If your name or address on the claim form does not match what Northwell has in its records, the settlement administrator may flag your claim for manual review, which delays processing. Use the same name and address you provided to Northwell when you were a patient. If you have moved since then, include your current address but be prepared to provide your former address if the administrator contacts you for verification. A warning worth noting: do not file duplicate claims. Submitting more than one claim will not increase your payout and may result in both claims being rejected. If you are unsure whether your first submission went through and you did not receive a confirmation code, contact the Settlement Administrator at info@NWPixelSettlement.com or call (833) 360-6887 before attempting to file again.

Why the Privacy Monitoring Subscription Matters
The 12-month privacy monitoring subscription included in both subclasses is not just a throwaway benefit.

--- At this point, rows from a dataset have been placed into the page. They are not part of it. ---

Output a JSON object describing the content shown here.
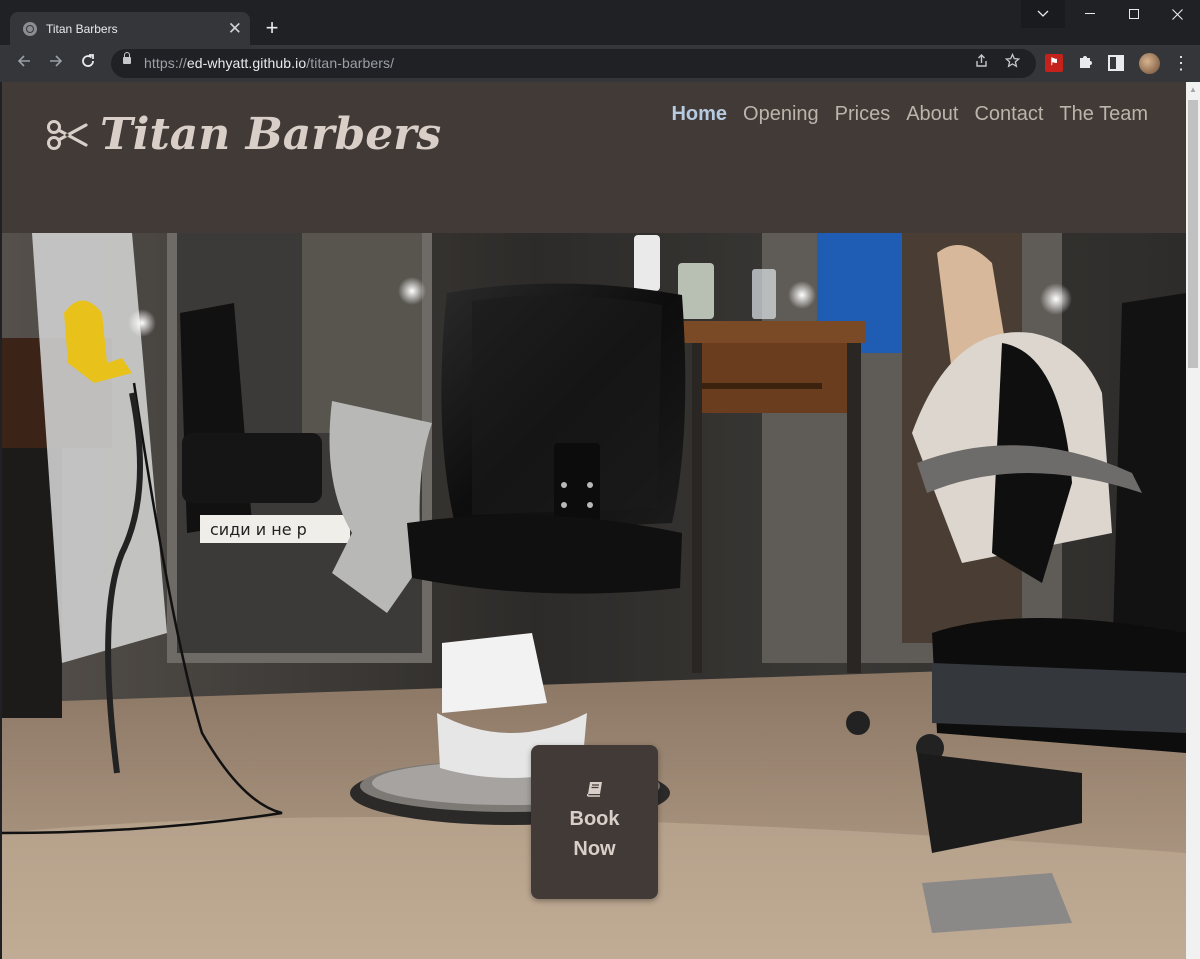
{
  "browser": {
    "tab_title": "Titan Barbers",
    "tab_close": "✕",
    "new_tab": "+",
    "url_scheme": "https://",
    "url_host": "ed-whyatt.github.io",
    "url_path": "/titan-barbers/",
    "icons": [
      "back-arrow-icon",
      "forward-arrow-icon",
      "reload-icon",
      "lock-icon",
      "share-icon",
      "star-icon",
      "pdf-extension-icon",
      "puzzle-icon",
      "side-panel-icon",
      "profile-avatar",
      "menu-dots-icon"
    ]
  },
  "site": {
    "logo_text": "Titan Barbers",
    "logo_icon": "scissors-icon",
    "nav": {
      "home": "Home",
      "opening": "Opening",
      "prices": "Prices",
      "about": "About",
      "contact": "Contact",
      "team": "The Team"
    },
    "hero_sign_text": "сиди и не р",
    "book": {
      "line1": "Book",
      "line2": "Now",
      "icon": "book-icon"
    }
  },
  "colors": {
    "header_bg": "#413a37",
    "logo_text": "#d9cfc8",
    "nav_text": "#bdb3ab",
    "nav_active": "#b7cbe0"
  }
}
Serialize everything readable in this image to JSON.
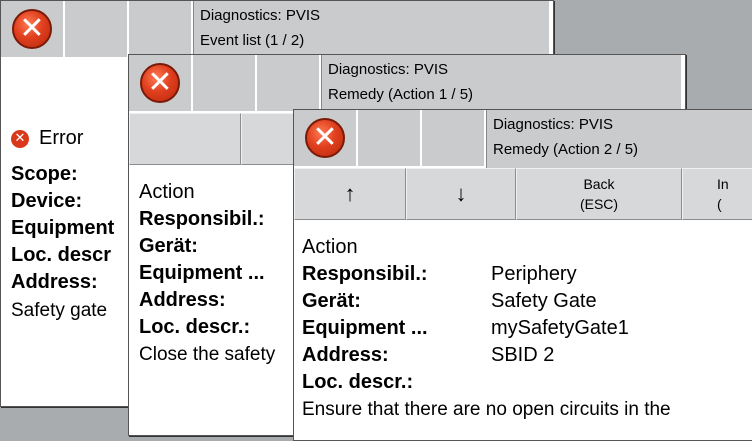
{
  "window1": {
    "title_line1": "Diagnostics: PVIS",
    "title_line2": "Event list (1 / 2)",
    "error_label": "Error",
    "fields": [
      "Scope:",
      "Device:",
      "Equipment",
      "Loc. descr",
      "Address:"
    ],
    "description": "Safety gate"
  },
  "window2": {
    "title_line1": "Diagnostics: PVIS",
    "title_line2": "Remedy (Action 1 / 5)",
    "heading": "Action",
    "fields": [
      "Responsibil.:",
      "Gerät:",
      "Equipment ...",
      "Address:",
      "Loc. descr.:"
    ],
    "description": "Close the safety"
  },
  "window3": {
    "title_line1": "Diagnostics: PVIS",
    "title_line2": "Remedy (Action 2 / 5)",
    "buttons": {
      "up": "↑",
      "down": "↓",
      "back_line1": "Back",
      "back_line2": "(ESC)",
      "info_line1": "In",
      "info_line2": "("
    },
    "heading": "Action",
    "rows": [
      {
        "label": "Responsibil.:",
        "value": "Periphery"
      },
      {
        "label": "Gerät:",
        "value": "Safety Gate"
      },
      {
        "label": "Equipment ...",
        "value": "mySafetyGate1"
      },
      {
        "label": "Address:",
        "value": "SBID 2"
      },
      {
        "label": "Loc. descr.:",
        "value": ""
      }
    ],
    "description": "Ensure that there are no open circuits in the"
  },
  "colors": {
    "background": "#a9acae",
    "header_cell": "#c9cbcd",
    "error_red": "#d9381a"
  },
  "icons": [
    "error-icon"
  ]
}
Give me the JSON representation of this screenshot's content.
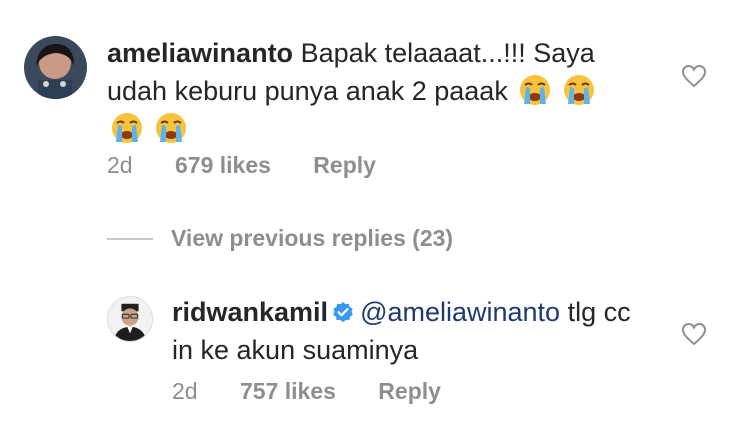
{
  "comments": [
    {
      "username": "ameliawinanto",
      "text": "Bapak telaaaat...!!! Saya udah keburu punya anak 2 paaak",
      "emoji": "loudly-crying-face",
      "time": "2d",
      "likes": "679 likes",
      "reply_label": "Reply"
    },
    {
      "username": "ridwankamil",
      "verified": true,
      "mention": "@ameliawinanto",
      "text": "tlg cc in ke akun suaminya",
      "time": "2d",
      "likes": "757 likes",
      "reply_label": "Reply"
    }
  ],
  "view_replies": "View previous replies (23)",
  "icons": {
    "like": "heart-outline-icon",
    "verified": "verified-badge-icon"
  },
  "colors": {
    "text": "#262626",
    "meta": "#8e8e8e",
    "mention": "#1e3a6e",
    "verified": "#3897f0"
  }
}
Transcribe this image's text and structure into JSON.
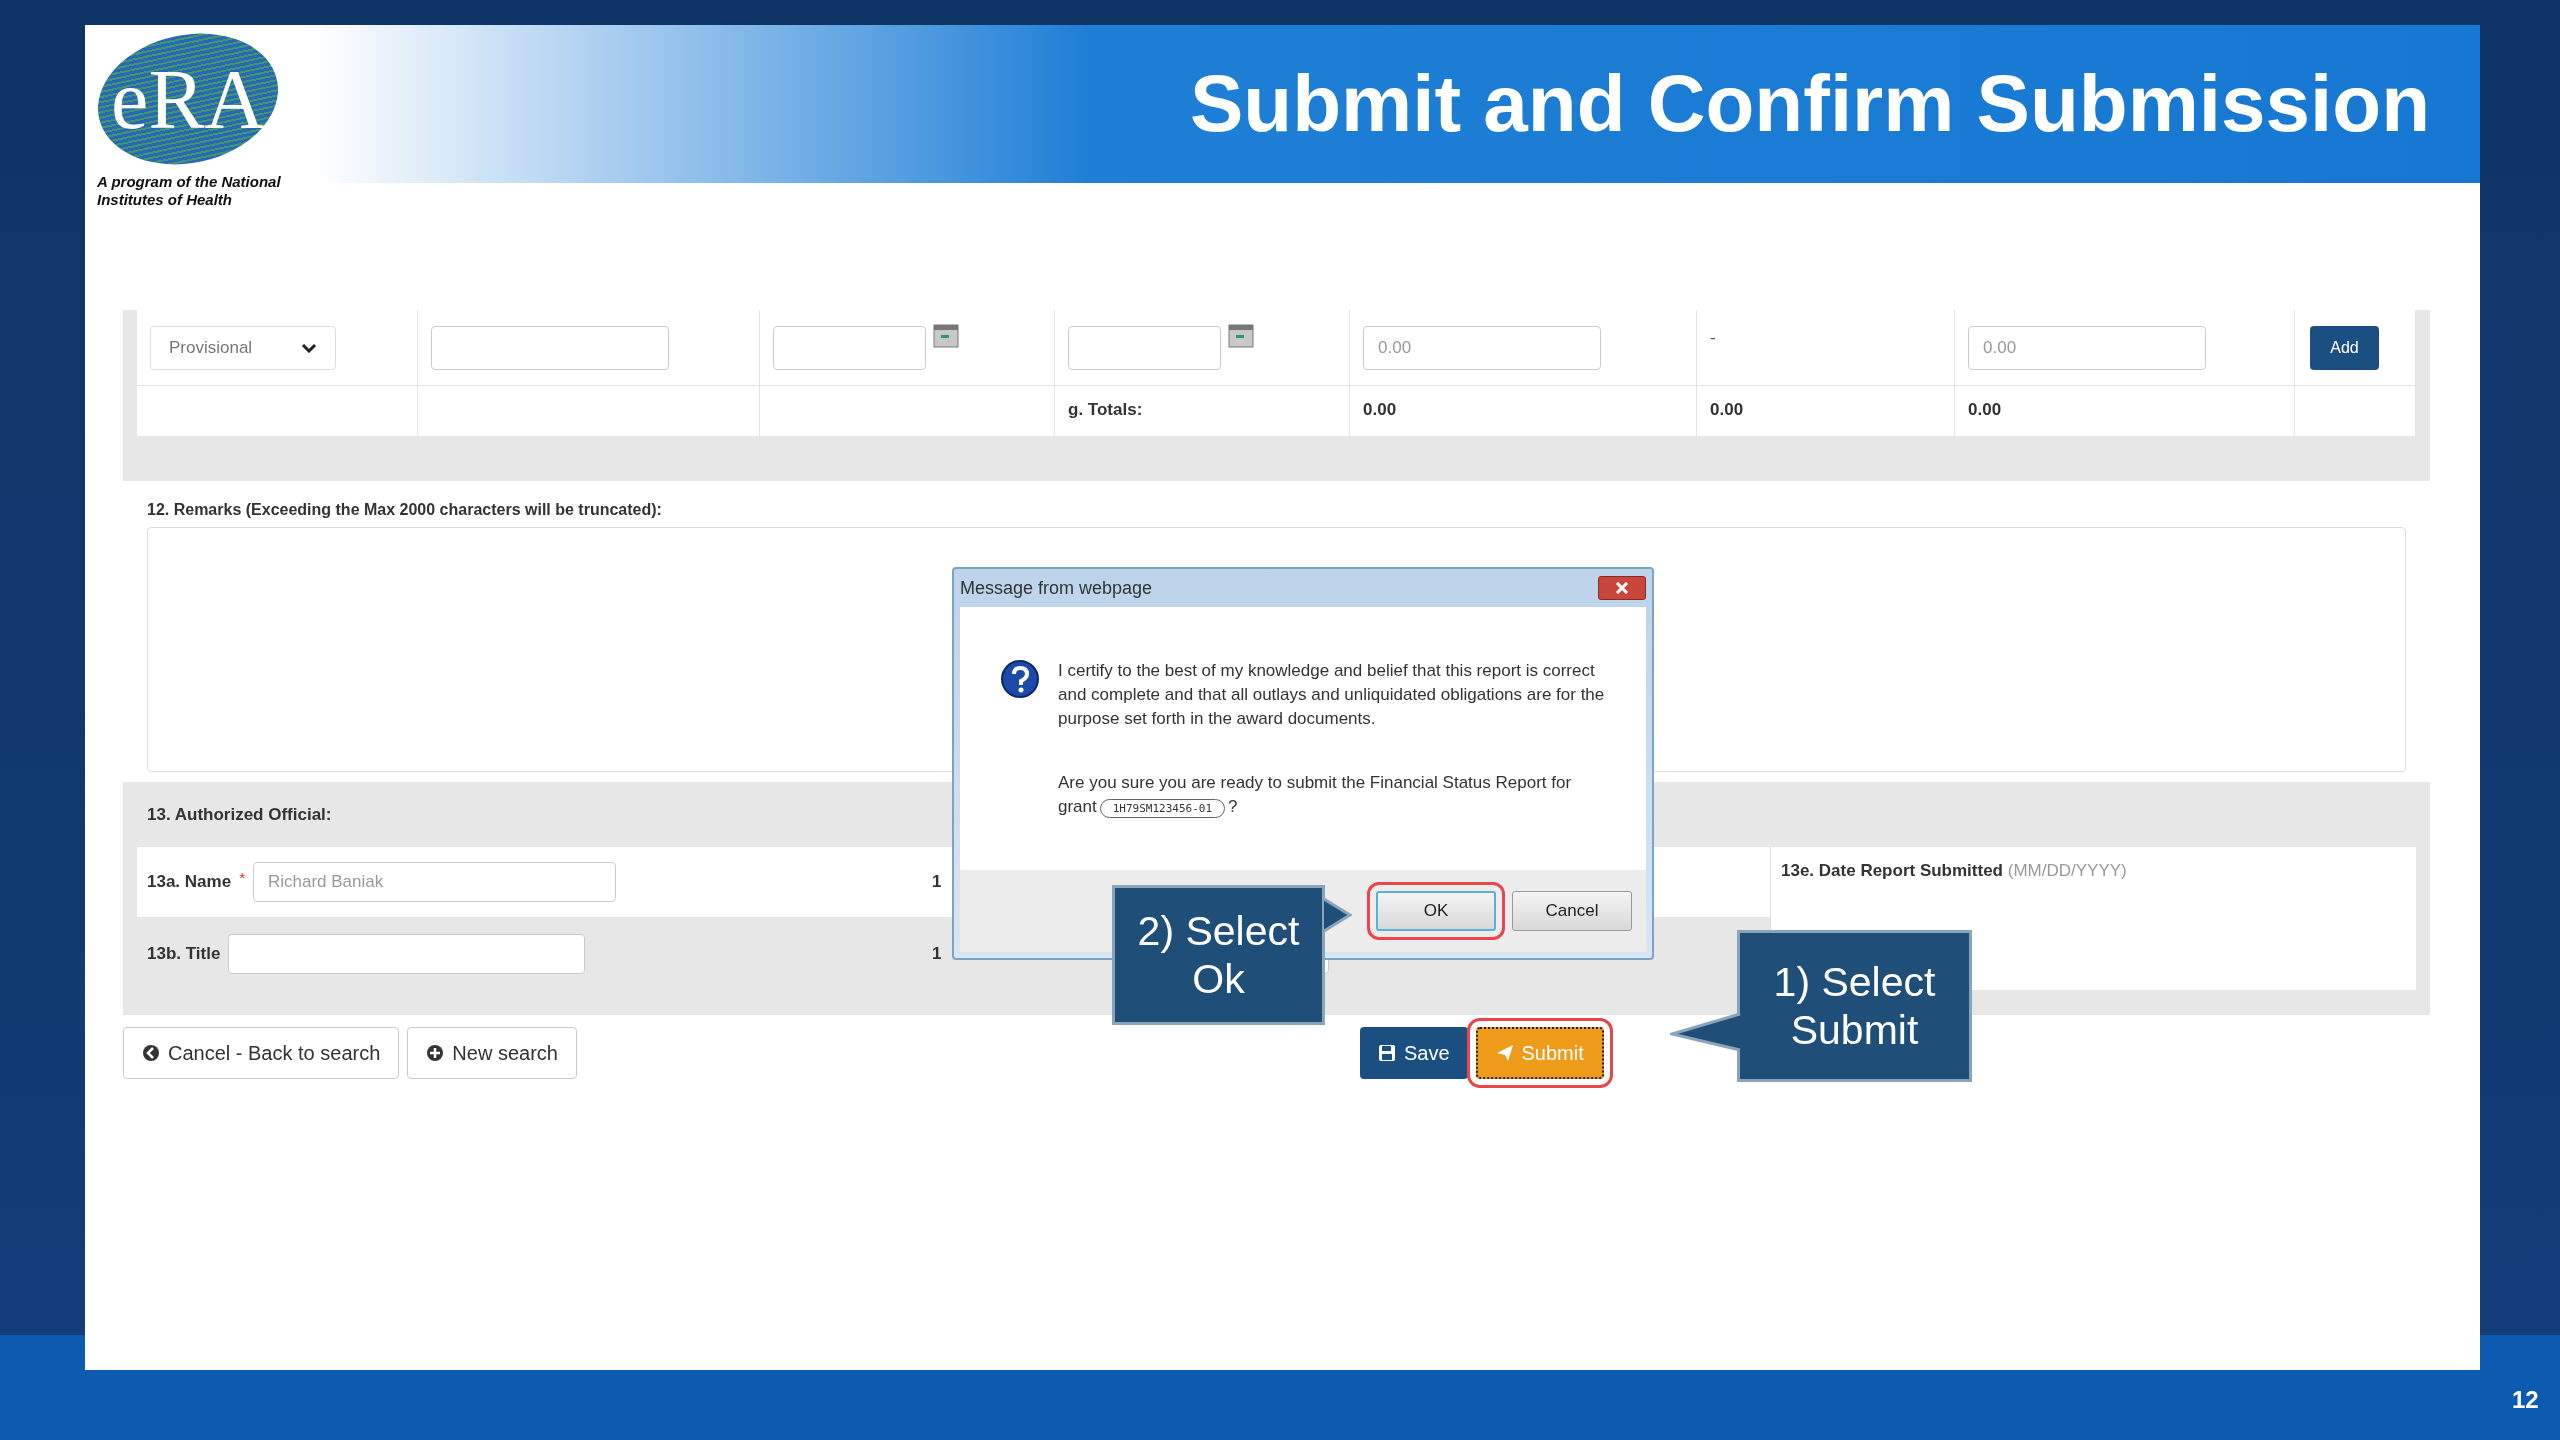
{
  "header": {
    "logo_text": "eRA",
    "tagline": "A program of the National Institutes of Health",
    "title": "Submit and Confirm Submission"
  },
  "expenditure_row": {
    "cells": [
      {
        "kind": "select",
        "value": "Provisional"
      },
      {
        "kind": "input"
      },
      {
        "kind": "date"
      },
      {
        "kind": "date"
      },
      {
        "kind": "input",
        "placeholder": "0.00"
      },
      {
        "kind": "text",
        "value": "-"
      },
      {
        "kind": "input",
        "placeholder": "0.00"
      },
      {
        "kind": "button",
        "label": "Add"
      }
    ]
  },
  "totals": {
    "label": "g. Totals:",
    "values": [
      "0.00",
      "0.00",
      "0.00"
    ]
  },
  "remarks": {
    "label": "12. Remarks (Exceeding the Max 2000 characters will be truncated):"
  },
  "authorized_official": {
    "heading": "13. Authorized Official:",
    "name": {
      "label": "13a. Name",
      "required_mark": "*",
      "placeholder": "Richard Baniak"
    },
    "title": {
      "label": "13b. Title"
    },
    "hidden_labels": [
      "1",
      "1"
    ],
    "date": {
      "label": "13e. Date Report Submitted",
      "hint": "(MM/DD/YYYY)"
    }
  },
  "buttons": [
    {
      "kind": "back",
      "label": "Cancel - Back to search",
      "highlighted": false
    },
    {
      "kind": "new",
      "label": "New search",
      "highlighted": false
    },
    {
      "kind": "save",
      "label": "Save",
      "highlighted": false
    },
    {
      "kind": "submit",
      "label": "Submit",
      "highlighted": true
    }
  ],
  "dialog": {
    "title": "Message from webpage",
    "message": "I certify to the best of my knowledge and belief that this report is correct and complete and that all outlays and unliquidated obligations are for the purpose set forth in the award documents.",
    "question": "Are you sure you are ready to submit the Financial Status Report for grant",
    "grant": "1H79SM123456-01",
    "suffix": "?",
    "buttons": [
      {
        "label": "OK",
        "highlighted": true
      },
      {
        "label": "Cancel",
        "highlighted": false
      }
    ]
  },
  "callouts": [
    {
      "kind": "left",
      "text": "1) Select Submit"
    },
    {
      "kind": "right",
      "text": "2) Select Ok"
    }
  ],
  "slide_number": "12"
}
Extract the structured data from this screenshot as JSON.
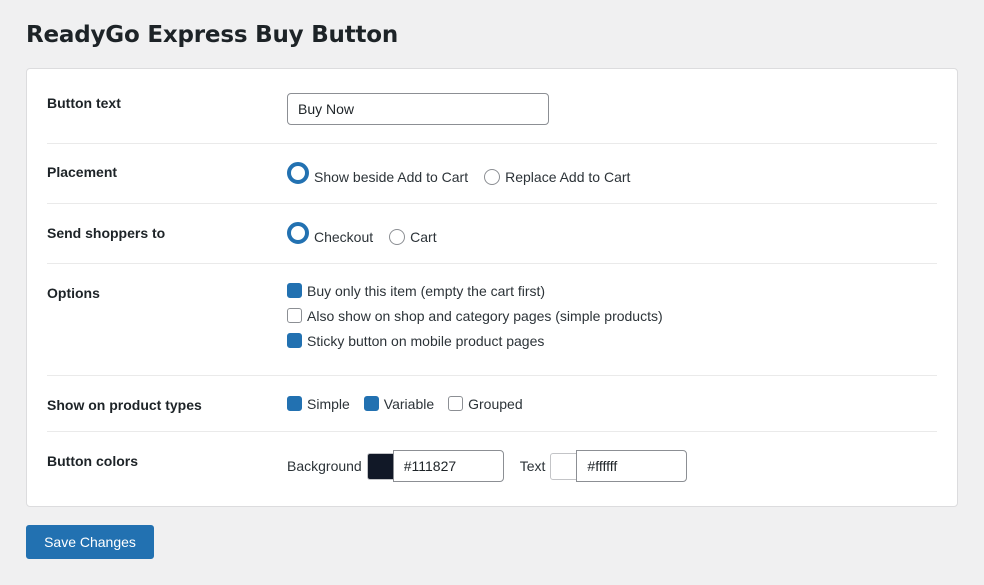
{
  "page": {
    "title": "ReadyGo Express Buy Button"
  },
  "settings": {
    "button_text": {
      "label": "Button text",
      "value": "Buy Now"
    },
    "placement": {
      "label": "Placement",
      "options": [
        {
          "label": "Show beside Add to Cart",
          "selected": true
        },
        {
          "label": "Replace Add to Cart",
          "selected": false
        }
      ]
    },
    "destination": {
      "label": "Send shoppers to",
      "options": [
        {
          "label": "Checkout",
          "selected": true
        },
        {
          "label": "Cart",
          "selected": false
        }
      ]
    },
    "options": {
      "label": "Options",
      "items": [
        {
          "label": "Buy only this item (empty the cart first)",
          "checked": true
        },
        {
          "label": "Also show on shop and category pages (simple products)",
          "checked": false
        },
        {
          "label": "Sticky button on mobile product pages",
          "checked": true
        }
      ]
    },
    "product_types": {
      "label": "Show on product types",
      "items": [
        {
          "label": "Simple",
          "checked": true
        },
        {
          "label": "Variable",
          "checked": true
        },
        {
          "label": "Grouped",
          "checked": false
        }
      ]
    },
    "colors": {
      "label": "Button colors",
      "background": {
        "label": "Background",
        "value": "#111827",
        "swatch": "#111827"
      },
      "text": {
        "label": "Text",
        "value": "#ffffff",
        "swatch": "#ffffff"
      }
    }
  },
  "footer": {
    "save_label": "Save Changes"
  },
  "theme": {
    "accent": "#2271b1",
    "panel_border": "#dcdcde",
    "page_bg": "#f0f0f1"
  }
}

Given that the alleged data exposure involved health-related browsing information tied to real identities, the risk of that data being misused extends beyond typical financial fraud. Health data can be used for discriminatory purposes in employment, insurance pricing in non-regulated markets, or targeted phishing attacks that reference specific medical conditions to appear legitimate.
For instance, if your browsing data revealed visits to substance abuse treatment pages on Northwell’s website, that information in the wrong hands could be weaponized in a social engineering attack. An attacker could craft a convincing email referencing your treatment history to trick you into revealing financial information. The privacy monitoring subscription helps you detect whether your exposed data is being circulated or exploited, and that visibility has real value even if the cash component of the settlement is modest.
The Broader Impact of Healthcare Pixel Tracking Settlements
The Northwell settlement is part of a larger reckoning across the healthcare industry over the casual deployment of commercial tracking technologies on patient-facing websites. Since 2022, the U.S. Department of Health and Human Services has issued guidance clarifying that tracking technologies on healthcare websites can violate HIPAA when they transmit protected health information to third parties.
The volume of pixel tracking lawsuits has surged as a result, and settlements like this one are establishing benchmarks for how these cases resolve. Looking ahead, healthcare providers are increasingly removing or restricting tracking pixels on their websites, and some are implementing consent management platforms that give patients explicit control over what data is collected. For patients, the practical takeaway is to remain vigilant about how healthcare websites handle your data and to file claims in settlements like this one when you are eligible. These settlements only produce meaningful change when participation rates are high enough to hold organizations accountable.